Culture

Un festival emprunt de nostalgie

Par: Julien ANTINOFF  

FESTIVAL Sixième volet de notre dossier consacré au Festival International du Film de Marrakech. En cette année 2008, le festival rend hommage à des cinémas de différentes nationalités, mais aussi à Michelle Yeoh et Sigourney Weaver, ainsi qu’au réalisateur égyptien Youssef Chahine, décédé cette même année.
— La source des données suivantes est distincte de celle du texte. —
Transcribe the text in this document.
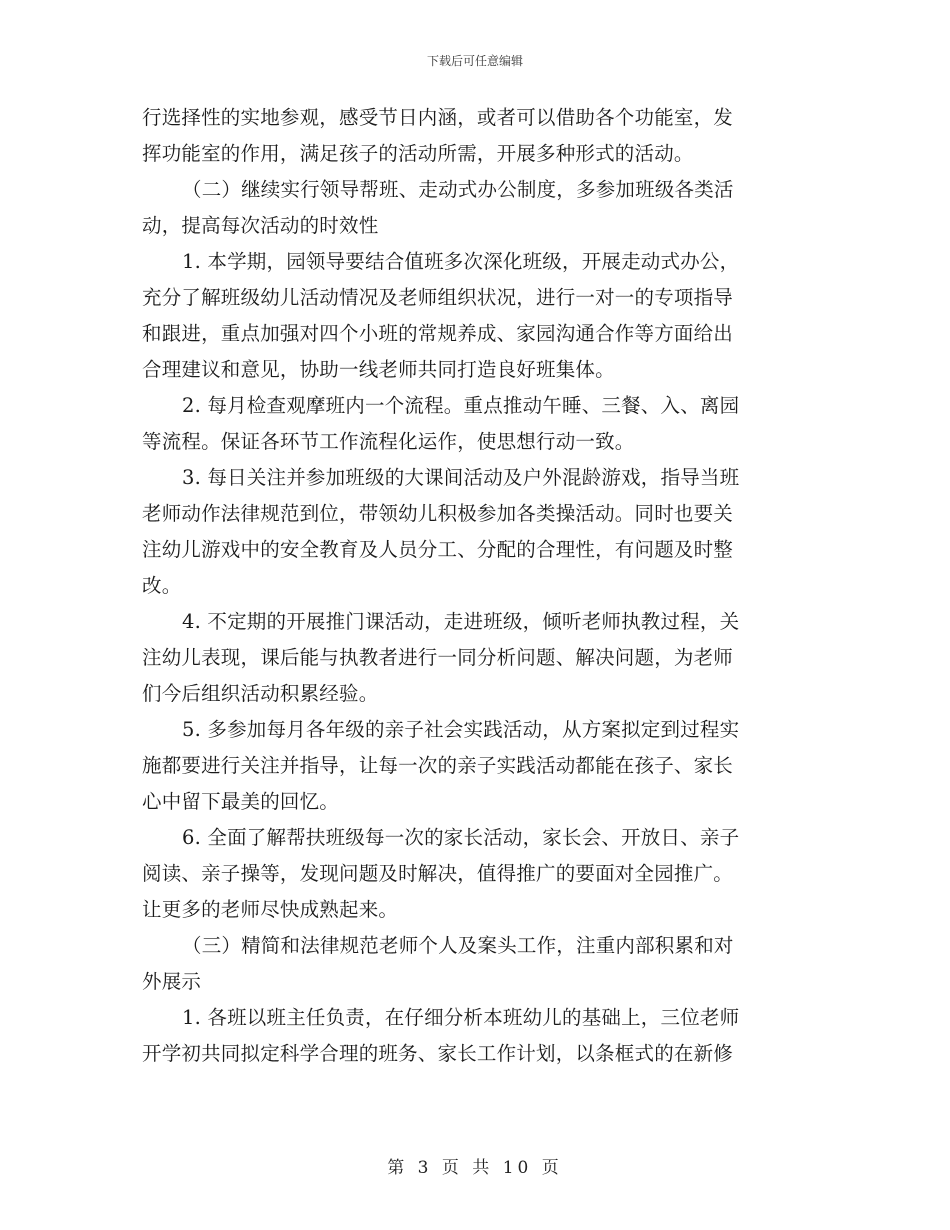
下载后可任意编辑
行选择性的实地参观，感受节日内涵，或者可以借助各个功能室，发
挥功能室的作用，满足孩子的活动所需，开展多种形式的活动。
（二）继续实行领导帮班、走动式办公制度，多参加班级各类活
动，提高每次活动的时效性
1. 本学期，园领导要结合值班多次深化班级，开展走动式办公，
充分了解班级幼儿活动情况及老师组织状况，进行一对一的专项指导
和跟进，重点加强对四个小班的常规养成、家园沟通合作等方面给出
合理建议和意见，协助一线老师共同打造良好班集体。
2. 每月检查观摩班内一个流程。重点推动午睡、三餐、入、离园
等流程。保证各环节工作流程化运作，使思想行动一致。
3. 每日关注并参加班级的大课间活动及户外混龄游戏，指导当班
老师动作法律规范到位，带领幼儿积极参加各类操活动。同时也要关
注幼儿游戏中的安全教育及人员分工、分配的合理性，有问题及时整
改。
4. 不定期的开展推门课活动，走进班级，倾听老师执教过程，关
注幼儿表现，课后能与执教者进行一同分析问题、解决问题，为老师
们今后组织活动积累经验。
5. 多参加每月各年级的亲子社会实践活动，从方案拟定到过程实
施都要进行关注并指导，让每一次的亲子实践活动都能在孩子、家长
心中留下最美的回忆。
6. 全面了解帮扶班级每一次的家长活动，家长会、开放日、亲子
阅读、亲子操等，发现问题及时解决，值得推广的要面对全园推广。
让更多的老师尽快成熟起来。
（三）精简和法律规范老师个人及案头工作，注重内部积累和对
外展示
1. 各班以班主任负责，在仔细分析本班幼儿的基础上，三位老师
开学初共同拟定科学合理的班务、家长工作计划，以条框式的在新修
第 3 页 共 10 页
Le Festival International du Film de Marrakech (FIFM) s’ouvre le vendredi 14 novembre 2008. Au programme de cette édition, 121 projections dont 15 longs métrages en compétition représentant entre autres, les Philippines, l’Argentine, l’Irlande et le Maroc. Le Royaume est en lice avec le film “Kandisha” du réalisateur Jérôme Cohen-Olivar. Lors de cette première soirée, c’est Charlotte Rampling, présidente du premier festival en 2001 qui a déclaré cette édition ouverte, ajoutant : “Je suis une amie de ce festival qui nous donne tout ce que nous voulons pour la prospérité du 7ème Art.”  Elle a ensuite appelé sur scène le président du Jury, le réalisateur américain Barry Levinson. Ce dernier a notamment tourné Avalon et Rain Man. Il a présenté son dernier film “What just happened ?”

Nostalgie
Cette huitième édition est marquée par de vibrants hommages. Le premier est rendu au cinéma britannique, avec plus de quarante ans de création allant de “If” de Lindsay Anderson, Palme d’or en 1969 au film de Ken Loach “Le vent se lève”, qui reçut cette récompense en 2006.  Au total, c’est une quarantaine de films, qui sont projetés aux festivaliers. Fidèle à sa réputation de mélange des cultures, le FIFM met aussi à l’honneur le cinéma russe avec une rétrospective intitulée “la Russie d’Andrei Konchalovsky”. Une manifestation qui sera présentée l’année suivante à Paris. Sept films du réalisateur sont offerts au public. La Russie est le pays de cette édition puisque le film "Wild Field" de Mikhail Kalatozishvili remporte l'Etoile d'or. L’émotion est aussi au rendez-vous avec Youssef Chahine, mort en juillet de cette même année. Déjà honoré en 2004, onze films égyptiens sont projetés dans le cadre de cette hommage posthume. Toujours dans le thème d’une programmation flash back, des films d’Alfred Hitchkok et de Stanley Kubrick sont présentés au public. Le cinéma marocain n’est pas en reste puisque à l’occasion de ses cinquante ans, le film “Le Fils Maudit” de Mohamed Osfour est diffusé. Tourné en 1958, c’est la première fiction de long métrage du Maroc post indépendant. Enfin, pour terminer cette série d’hommage qui aura marqué cette huitième édition, deux grandes actrices Michelle Yeoh et Sigouney Weaver recevront un trophée d’honneur. 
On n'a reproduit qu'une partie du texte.